A Study of the Epistle to the Romans
Preservation: Kept Securely in Christ Jesus
The little word "is" is not in the Greek. Literally it reads "Therefore now no condemnation." There cannot be now, nor ever, any condemnation. That is the initial proposition he starts out with - "No condemnation." That is our new position.
He passes on quickly to give us the evidence that there is no condemnation. "The law of the spirit of life in Christ Jesus hath made me free from the law of sin and death."
There is a law, just like the law of gravitation that operates all the time, in the spiritual world. Paul says that the law of the spirit of life has freed him from the law of sin and death. He does not say that it freed from sin and death, but from the law of sin and death. That is important, because he is talking about actualities here. Can a believer sin? Can he die? Yes. If the Lord does not come we shall die.

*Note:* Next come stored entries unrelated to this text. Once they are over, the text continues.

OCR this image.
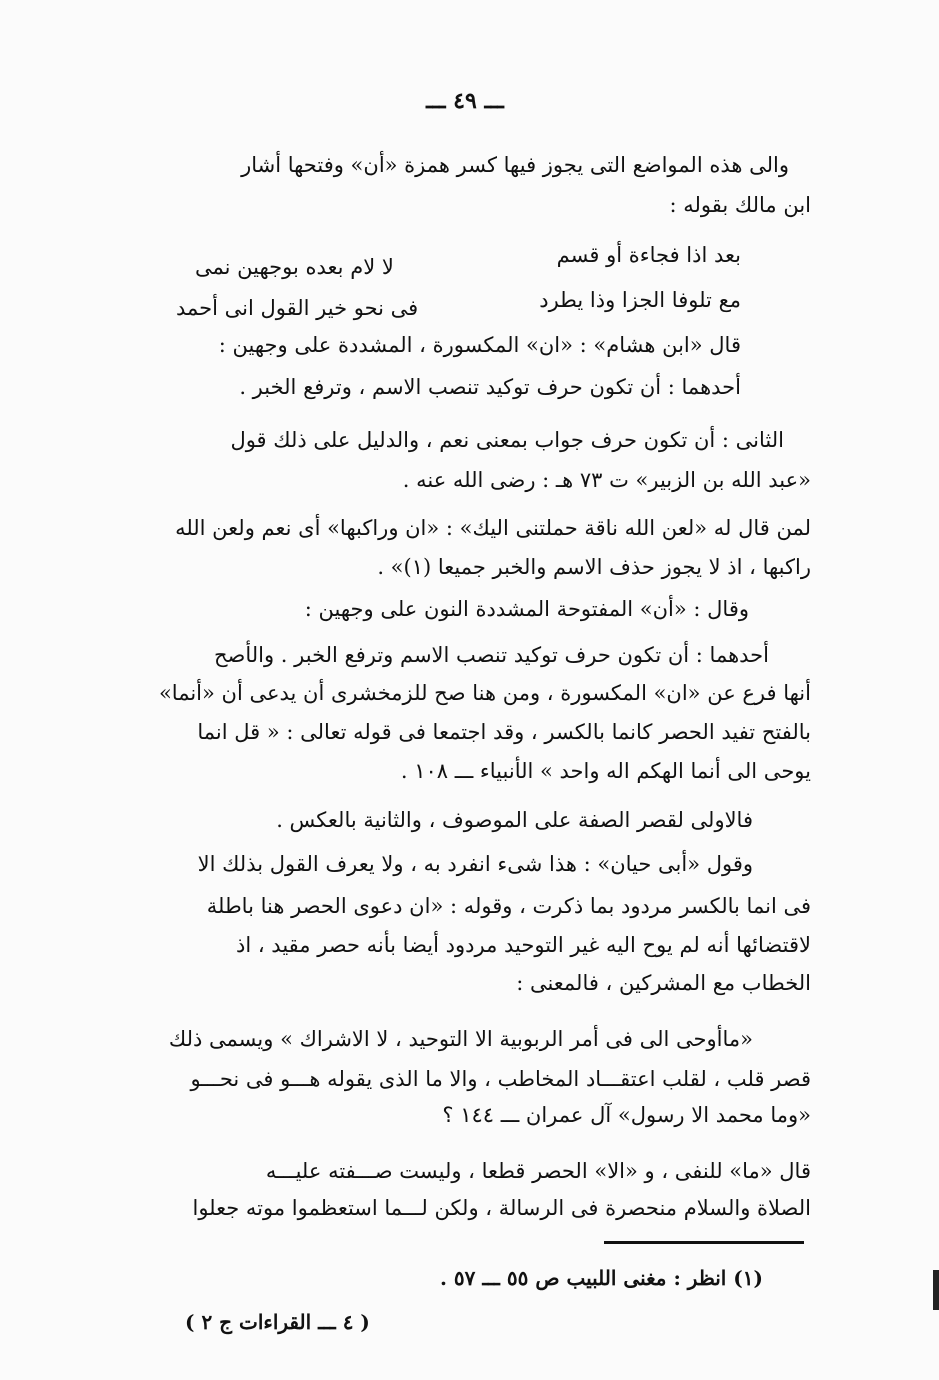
ـــ ٤٩ ـــ
والى هذه المواضع التى يجوز فيها كسر همزة «أن» وفتحها أشار
ابن مالك بقوله :
بعد اذا فجاءة أو قسم
لا لام بعده بوجهين نمى
مع تلوفا الجزا وذا يطرد
فى نحو خير القول انى أحمد
قال «ابن هشام» : «ان» المكسورة ، المشددة على وجهين :
أحدهما : أن تكون حرف توكيد تنصب الاسم ، وترفع الخبر .
الثانى : أن تكون حرف جواب بمعنى نعم ، والدليل على ذلك قول
«عبد الله بن الزبير» ت ٧٣ هـ : رضى الله عنه .
لمن قال له «لعن الله ناقة حملتنى اليك» : «ان وراكبها» أى نعم ولعن الله
راكبها ، اذ لا يجوز حذف الاسم والخبر جميعا (١)» .
وقال : «أن» المفتوحة المشددة النون على وجهين :
أحدهما : أن تكون حرف توكيد تنصب الاسم وترفع الخبر . والأصح
أنها فرع عن «ان» المكسورة ، ومن هنا صح للزمخشرى أن يدعى أن «أنما»
بالفتح تفيد الحصر كانما بالكسر ، وقد اجتمعا فى قوله تعالى : « قل انما
يوحى الى أنما الهكم اله واحد » الأنبياء ـــ ١٠٨ .
فالاولى لقصر الصفة على الموصوف ، والثانية بالعكس .
وقول «أبى حيان» : هذا شىء انفرد به ، ولا يعرف القول بذلك الا
فى انما بالكسر مردود بما ذكرت ، وقوله : «ان دعوى الحصر هنا باطلة
لاقتضائها أنه لم يوح اليه غير التوحيد مردود أيضا بأنه حصر مقيد ، اذ
الخطاب مع المشركين ، فالمعنى :
«ماأوحى الى فى أمر الربوبية الا التوحيد ، لا الاشراك » ويسمى ذلك
قصر قلب ، لقلب اعتقـــاد المخاطب ، والا ما الذى يقوله هـــو فى نحـــو
«وما محمد الا رسول» آل عمران ـــ ١٤٤ ؟
قال «ما» للنفى ، و «الا» الحصر قطعا ، وليست صـــفته عليـــه
الصلاة والسلام منحصرة فى الرسالة ، ولكن لـــما استعظموا موته جعلوا
(١) انظر : مغنى اللبيب ص ٥٥ ـــ ٥٧ .
( ٤ ـــ القراءات ج ٢ )
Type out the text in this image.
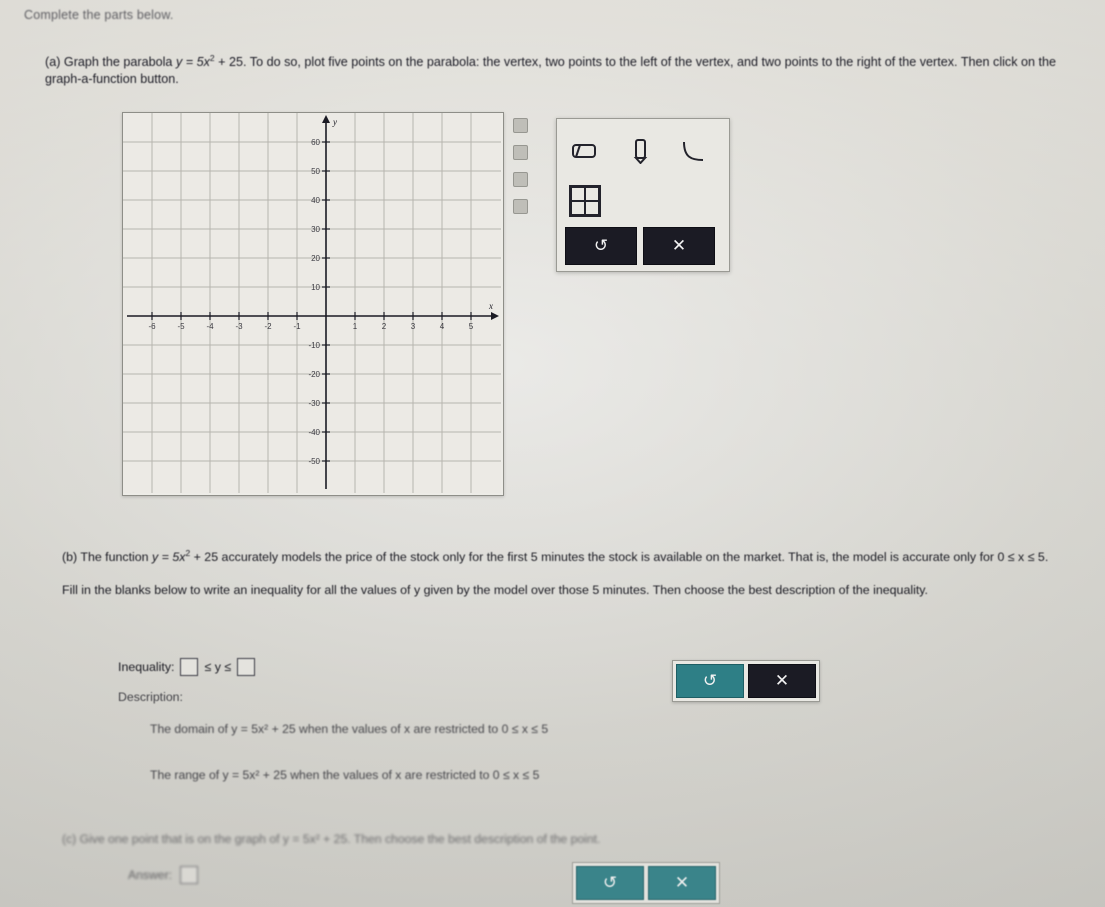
Complete the parts below.
(a) Graph the parabola $y = 5x^2 + 25$. To do so, plot five points on the parabola: the vertex, two points to the left of the vertex, and two points to the right of the vertex. Then click on the graph-a-function button.
-6	-5	-4	-3	-2	-1	1	2	3	4	5
60
50
40
30
20
10
-10
-20
-30
-40
-50
y
x
↺	✕

(b) The function $y = 5x^2 + 25$ accurately models the price of the stock only for the first 5 minutes the stock is available on the market. That is, the model is accurate only for 0 ≤ x ≤ 5.

Fill in the blanks below to write an inequality for all the values of y given by the model over those 5 minutes. Then choose the best description of the inequality.

Inequality: ≤ y ≤
Description:
The domain of y = 5x² + 25 when the values of x are restricted to 0 ≤ x ≤ 5
The range of y = 5x² + 25 when the values of x are restricted to 0 ≤ x ≤ 5
↺	✕
(c) Give one point that is on the graph of y = 5x² + 25. Then choose the best description of the point.
Answer:	↺	✕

But the point is that sin and death can never hold the law as a fixed law (like the law of gravitation that operates all the time). Christ has broken the law of sin and death forever! He has rendered that law inoperative in its final sense. Your body may be separated from your spirit, but God says He will raise that body some day and it will again be joined with your spirit. So the law cannot any longer exercise full authority over you.
That is the evidence of our new position, the evidence that there is no condemnation.
Paul shows us the cause, the ground, of our position in verse 3. He is not talking about the law he mentioned in the second verse. The law in verse 3 is the law of Moses. "For what the law could not do." It could not justify us; it could not sanctify us. "It was weak through the flesh." Nothing was the matter with the law - it was holy and good - but our flesh was weak and therefore the law could not justify nor sanctify. So God sent his Son, but did Paul say in sinful flesh? No. The apostle is accurate. He said, "In the likeness of sinful flesh." There was never any sin in Him. "And for sin" is a technical phrase from the Old Testament. That little phrase means as a sin offering, so that we might actually read it: "God sending His Son as an offering for sin, condemned sin in the flesh." At the Cross He condemned it forever. "Therefore there is no condemnation to them that are in Christ Jesus."
There are some people who teach that Jesus Christ, by His life, condemned sin in the flesh, that He came in the flesh and yet lived without sin and therefore condemned it. But how does that help us? They have ignored that little phrase, "As an offering for sin."
Is the result license? To live as you please? Not by any means, but rather, "that the righteousness of the law might be fulfilled in us." It does not say that we might fulfill the law, but that it might be fulfilled in us. We are passive; God is the actor. The only thing we need to do is "walk not after the flesh but after the spirit"; and while we are doing that, God fulfills the law in us. There are people (and I have been guilty of it myself) who say that when we are Christians, God gives us the power to overcome sin. He does not. God does not give the Christian power to overcome sin. If He did, you would surely be self-righteous, proud, and self-sufficient. God comes into you and overcomes sin as you yield to Him. The moment you do not yield to Him, you are in the much and the mire. Why does He do that? He does that to make us cling to Him in trust - second by second, moment by moment, hour by hour. This is so that our praise and boasting will not be about ourselves, but about the Lord (1 Corinthians 1:29-31).